A Guide to Sites, Museums, and Memory

Royall House and Slave Quarters Medford, Massachusetts, United States

The Royall House and Slave Quarters was founded in 1906 to protect an endangered historic mansion in Medford, Massachusetts, and to ensure its long-term preservation. During the organization’s first century, programming emphasized the American Revolution and the family of Isaac Royall Jr., a Loyalist in that war, who occupied the property from 1732-1775. Over the past two decades we have expanded our interpretive focus to incorporate the stories of enslaved Africans who lived with and worked for the Royall family.

The property includes the only remaining freestanding slave quarters in New England, located in close proximity to an eighteenth-century mansion furnished to interpret the side-by-side living spaces of the Royalls and those they enslaved. Archaeological artifacts unearthed on the grounds, exhibited on site, offer compelling material evidence of these two resident groups’ intertwined lives. More than 60 men, women, and children were held in bondage on the property during the Royalls’ tenure.

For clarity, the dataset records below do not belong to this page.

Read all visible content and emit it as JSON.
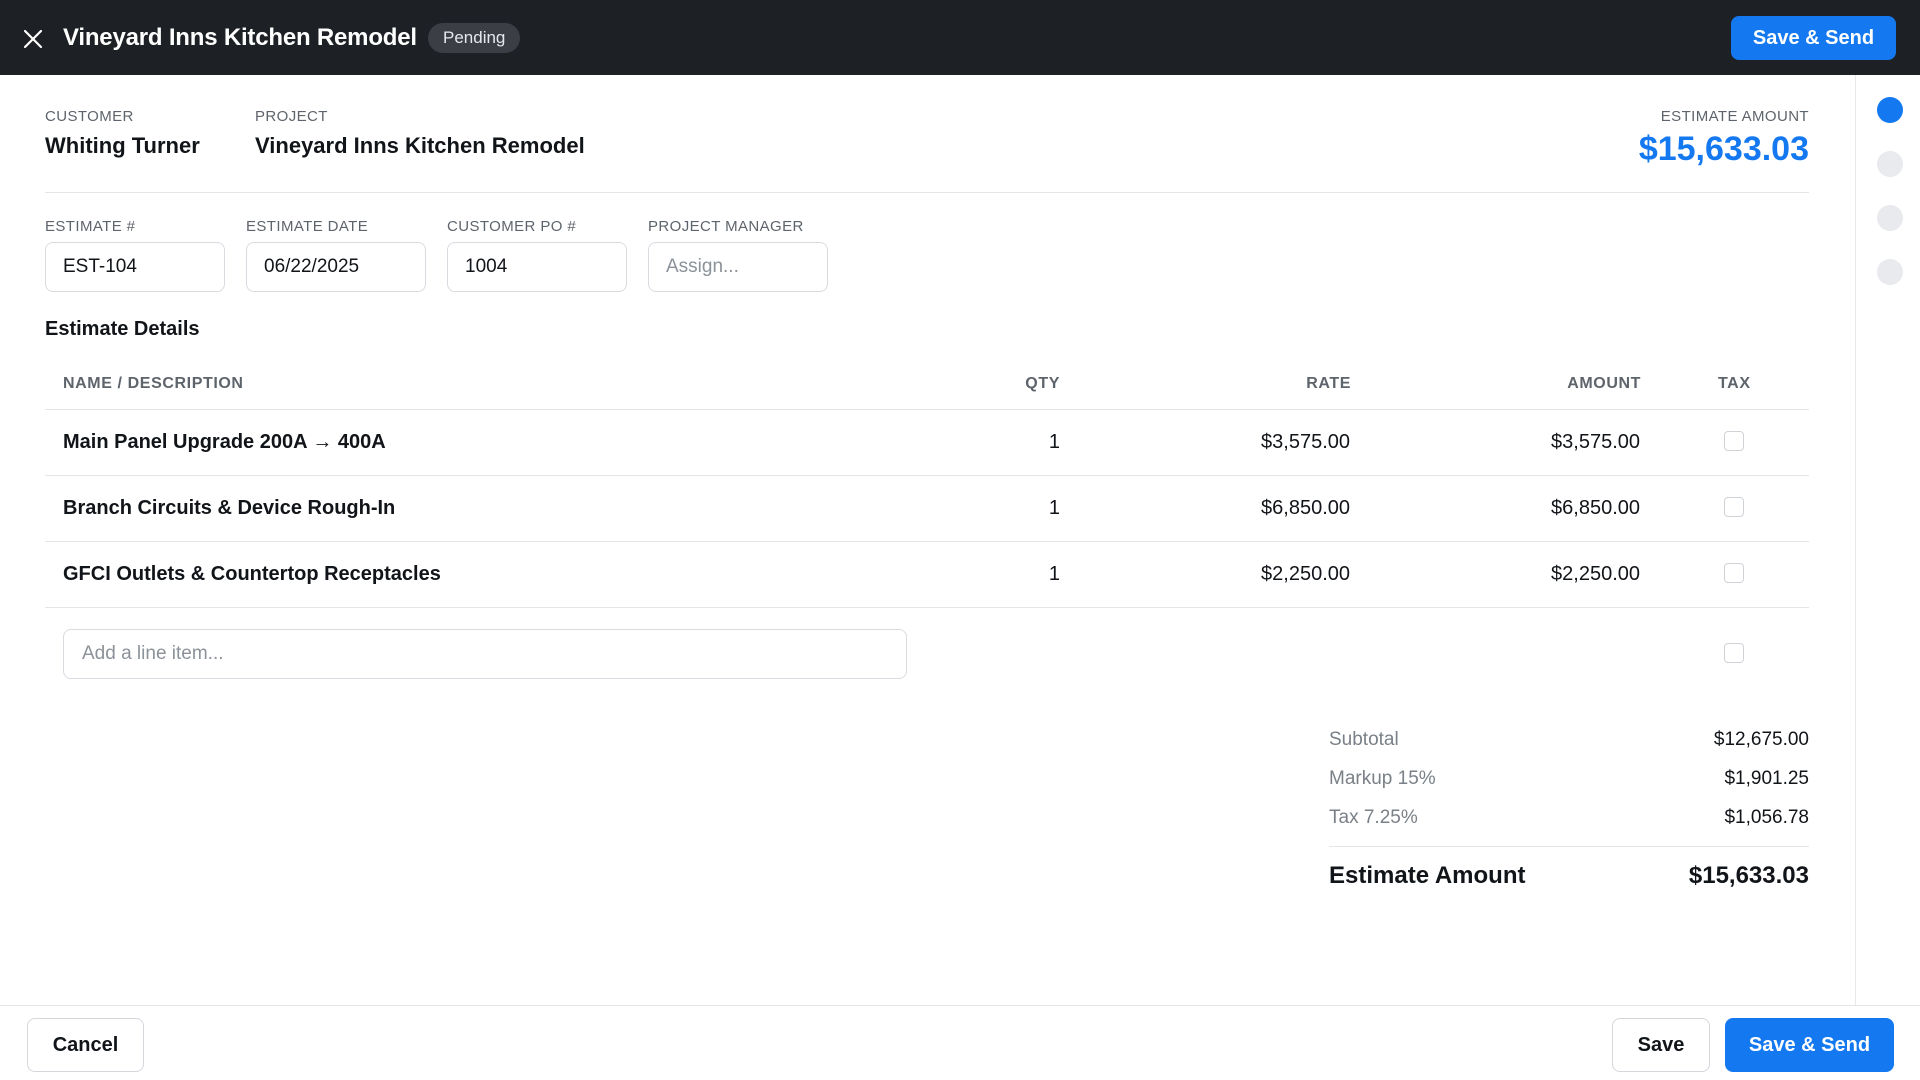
{
  "header": {
    "title": "Vineyard Inns Kitchen Remodel",
    "status": "Pending",
    "send_label": "Save & Send"
  },
  "summary": {
    "customer_label": "CUSTOMER",
    "customer": "Whiting Turner",
    "project_label": "PROJECT",
    "project": "Vineyard Inns Kitchen Remodel",
    "amount_label": "ESTIMATE AMOUNT",
    "amount": "$15,633.03"
  },
  "fields": {
    "estimate_no_label": "ESTIMATE #",
    "estimate_no": "EST-104",
    "estimate_date_label": "ESTIMATE DATE",
    "estimate_date": "06/22/2025",
    "customer_po_label": "CUSTOMER PO #",
    "customer_po": "1004",
    "pm_label": "PROJECT MANAGER",
    "pm_placeholder": "Assign..."
  },
  "details": {
    "title": "Estimate Details",
    "columns": {
      "name": "NAME / DESCRIPTION",
      "qty": "QTY",
      "rate": "RATE",
      "amount": "AMOUNT",
      "tax": "TAX"
    },
    "items": [
      {
        "name": "Main Panel Upgrade 200A → 400A",
        "qty": "1",
        "rate": "$3,575.00",
        "amount": "$3,575.00",
        "tax": false
      },
      {
        "name": "Branch Circuits & Device Rough-In",
        "qty": "1",
        "rate": "$6,850.00",
        "amount": "$6,850.00",
        "tax": false
      },
      {
        "name": "GFCI Outlets & Countertop Receptacles",
        "qty": "1",
        "rate": "$2,250.00",
        "amount": "$2,250.00",
        "tax": false
      }
    ],
    "add_line_placeholder": "Add a line item..."
  },
  "totals": {
    "subtotal_label": "Subtotal",
    "subtotal": "$12,675.00",
    "markup_label": "Markup 15%",
    "markup": "$1,901.25",
    "tax_label": "Tax 7.25%",
    "tax": "$1,056.78",
    "total_label": "Estimate Amount",
    "total": "$15,633.03"
  },
  "footer": {
    "cancel_label": "Cancel",
    "save_label": "Save",
    "send_label": "Save & Send"
  },
  "steps": {
    "active_index": 0,
    "count": 4
  },
  "colors": {
    "accent": "#1479f0",
    "header_bg": "#1d2024",
    "badge_bg": "#3b3f45"
  }
}
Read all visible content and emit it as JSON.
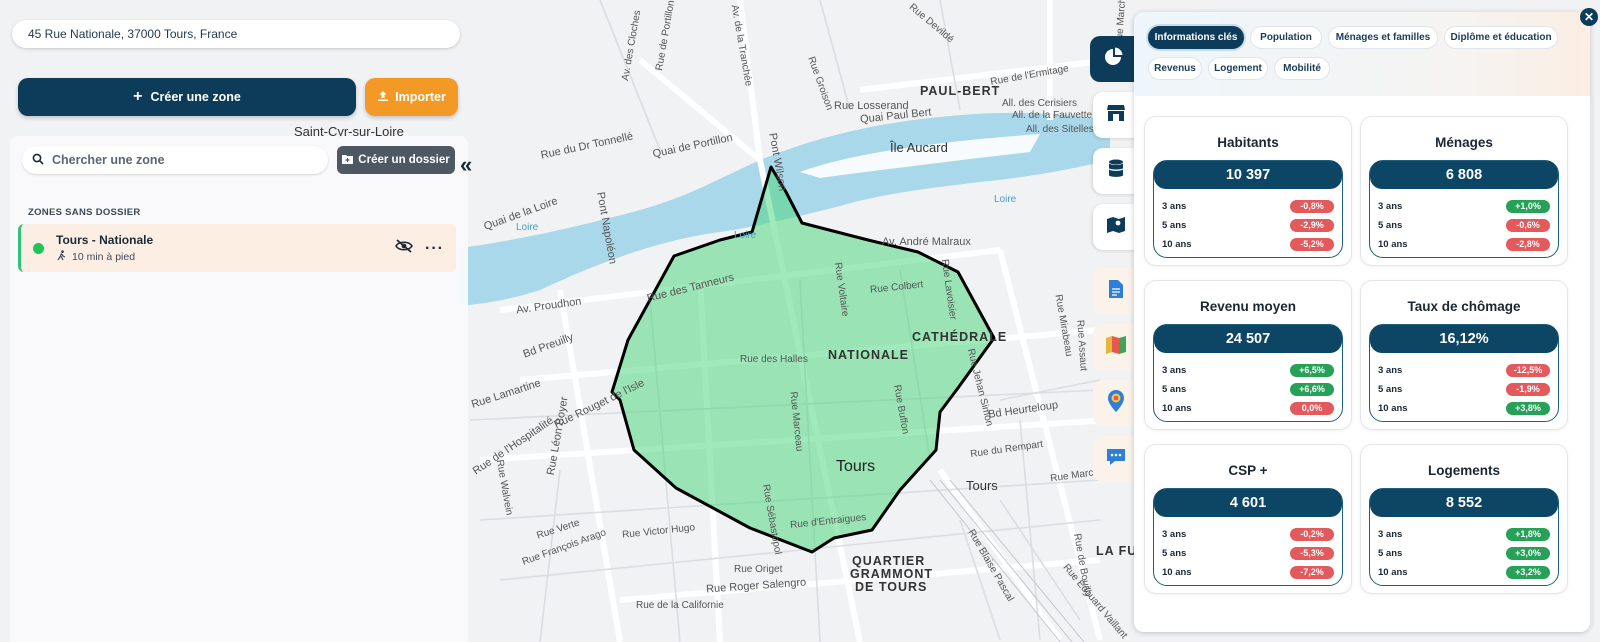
{
  "address": "45 Rue Nationale, 37000 Tours, France",
  "actions": {
    "create_zone": "Créer une zone",
    "import": "Importer"
  },
  "zones_panel": {
    "search_placeholder": "Chercher une zone",
    "create_folder": "Créer un dossier",
    "section_title": "ZONES SANS DOSSIER",
    "zones": [
      {
        "name": "Tours - Nationale",
        "subtitle": "10 min à pied",
        "status_color": "#1fc45b"
      }
    ],
    "collapse_icon": "«"
  },
  "toolbar_icons": [
    "pie-chart-icon",
    "store-icon",
    "database-icon",
    "map-pin-icon",
    "document-icon",
    "map-color-icon",
    "location-report-icon",
    "chat-icon"
  ],
  "tabs": [
    {
      "label": "Informations clés",
      "active": true
    },
    {
      "label": "Population",
      "active": false
    },
    {
      "label": "Ménages et familles",
      "active": false
    },
    {
      "label": "Diplôme et éducation",
      "active": false
    },
    {
      "label": "Revenus",
      "active": false
    },
    {
      "label": "Logement",
      "active": false
    },
    {
      "label": "Mobilité",
      "active": false
    }
  ],
  "cards": [
    {
      "title": "Habitants",
      "value": "10 397",
      "rows": [
        {
          "label": "3 ans",
          "value": "-0,8%",
          "trend": "neg"
        },
        {
          "label": "5 ans",
          "value": "-2,9%",
          "trend": "neg"
        },
        {
          "label": "10 ans",
          "value": "-5,2%",
          "trend": "neg"
        }
      ]
    },
    {
      "title": "Ménages",
      "value": "6 808",
      "rows": [
        {
          "label": "3 ans",
          "value": "+1,0%",
          "trend": "pos"
        },
        {
          "label": "5 ans",
          "value": "-0,6%",
          "trend": "neg"
        },
        {
          "label": "10 ans",
          "value": "-2,8%",
          "trend": "neg"
        }
      ]
    },
    {
      "title": "Revenu moyen",
      "value": "24 507",
      "rows": [
        {
          "label": "3 ans",
          "value": "+6,5%",
          "trend": "pos"
        },
        {
          "label": "5 ans",
          "value": "+6,6%",
          "trend": "pos"
        },
        {
          "label": "10 ans",
          "value": "0,0%",
          "trend": "neg"
        }
      ]
    },
    {
      "title": "Taux de chômage",
      "value": "16,12%",
      "rows": [
        {
          "label": "3 ans",
          "value": "-12,5%",
          "trend": "neg"
        },
        {
          "label": "5 ans",
          "value": "-1,9%",
          "trend": "neg"
        },
        {
          "label": "10 ans",
          "value": "+3,8%",
          "trend": "pos"
        }
      ]
    },
    {
      "title": "CSP +",
      "value": "4 601",
      "rows": [
        {
          "label": "3 ans",
          "value": "-0,2%",
          "trend": "neg"
        },
        {
          "label": "5 ans",
          "value": "-5,3%",
          "trend": "neg"
        },
        {
          "label": "10 ans",
          "value": "-7,2%",
          "trend": "neg"
        }
      ]
    },
    {
      "title": "Logements",
      "value": "8 552",
      "rows": [
        {
          "label": "3 ans",
          "value": "+1,8%",
          "trend": "pos"
        },
        {
          "label": "5 ans",
          "value": "+3,0%",
          "trend": "pos"
        },
        {
          "label": "10 ans",
          "value": "+3,2%",
          "trend": "pos"
        }
      ]
    }
  ],
  "map_labels": {
    "place_saint_cyr": "Saint-Cyr-sur-Loire",
    "place_paul_bert": "PAUL-BERT",
    "place_ile_aucard": "Île Aucard",
    "place_nationale": "NATIONALE",
    "place_cathedrale": "CATHÉDRALE",
    "place_tours": "Tours",
    "place_gare_tours": "Tours",
    "place_grammont_1": "QUARTIER",
    "place_grammont_2": "GRAMMONT",
    "place_grammont_3": "DE TOURS",
    "place_la_fuy": "LA FUY",
    "water_loire_1": "Loire",
    "water_loire_2": "Loire",
    "water_loire_3": "Loire",
    "street_quai_portillon": "Quai de Portillon",
    "street_quai_paul_bert": "Quai Paul Bert",
    "street_rue_losserand": "Rue Losserand",
    "street_rue_tonnelle": "Rue du Dr Tonnellé",
    "street_quai_loire": "Quai de la Loire",
    "street_pont_napoleon": "Pont Napoléon",
    "street_pont_wilson": "Pont Wilson",
    "street_av_malraux": "Av. André Malraux",
    "street_rue_tanneurs": "Rue des Tanneurs",
    "street_av_proudhon": "Av. Proudhon",
    "street_bd_preuilly": "Bd Preuilly",
    "street_rue_halles": "Rue des Halles",
    "street_rue_colbert": "Rue Colbert",
    "street_rue_voltaire": "Rue Voltaire",
    "street_rue_lavoisier": "Rue Lavoisier",
    "street_rue_lamartine": "Rue Lamartine",
    "street_rue_rouget": "Rue Rouget de l'Isle",
    "street_rue_hospitalite": "Rue de l'Hospitalité",
    "street_rue_leon_boyer": "Rue Léon Boyer",
    "street_rue_marceau": "Rue Marceau",
    "street_rue_buffon": "Rue Buffon",
    "street_bd_heurteloup": "Bd Heurteloup",
    "street_rue_rempart": "Rue du Rempart",
    "street_rue_entraigues": "Rue d'Entraigues",
    "street_rue_sebastopol": "Rue Sébastopol",
    "street_rue_victor_hugo": "Rue Victor Hugo",
    "street_rue_origet": "Rue Origet",
    "street_rue_salengro": "Rue Roger Salengro",
    "street_rue_californie": "Rue de la Californie",
    "street_rue_ermitage": "Rue de l'Ermitage",
    "street_rue_devilde": "Rue Devildé",
    "street_rue_groison": "Rue Groison",
    "street_all_cerisiers": "All. des Cerisiers",
    "street_all_fauvette": "All. de la Fauvette",
    "street_all_sitelles": "All. des Sitelles",
    "street_av_cloches": "Av. des Cloches",
    "street_rue_portillon": "Rue de Portillon",
    "street_av_tranchee": "Av. de la Tranchée",
    "street_rue_mirabeau": "Rue Mirabeau",
    "street_rue_jehan_simon": "Rue Jehan Simon",
    "street_rue_marcel_tribut": "Rue Marcel Tribut",
    "street_rue_edouard_vaillant": "Rue Édouard Vaillant",
    "street_rue_blaise_pascal": "Rue Blaise Pascal",
    "street_rue_verte": "Rue Verte",
    "street_rue_francois_arago": "Rue François Arago",
    "street_rue_walvein": "Rue Walvein",
    "street_rue_assaut": "Rue Assaut",
    "street_rue_bouilly": "Rue de Bouilly",
    "street_rue_marche": "Rue Marché"
  }
}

Among them was Belinda, enslaved for fifty years by the Royalls, who in 1783 successfully petitioned the new Massachusetts state legislature for a pension to support herself and her invalid daughter. Belinda’s eloquent petition, which includes a first-person description of the Middle Passage of the transatlantic slave trade, is among the earliest writings by an African woman in America and its outcome is considered by many to be the first instance of reparations for slavery in this country.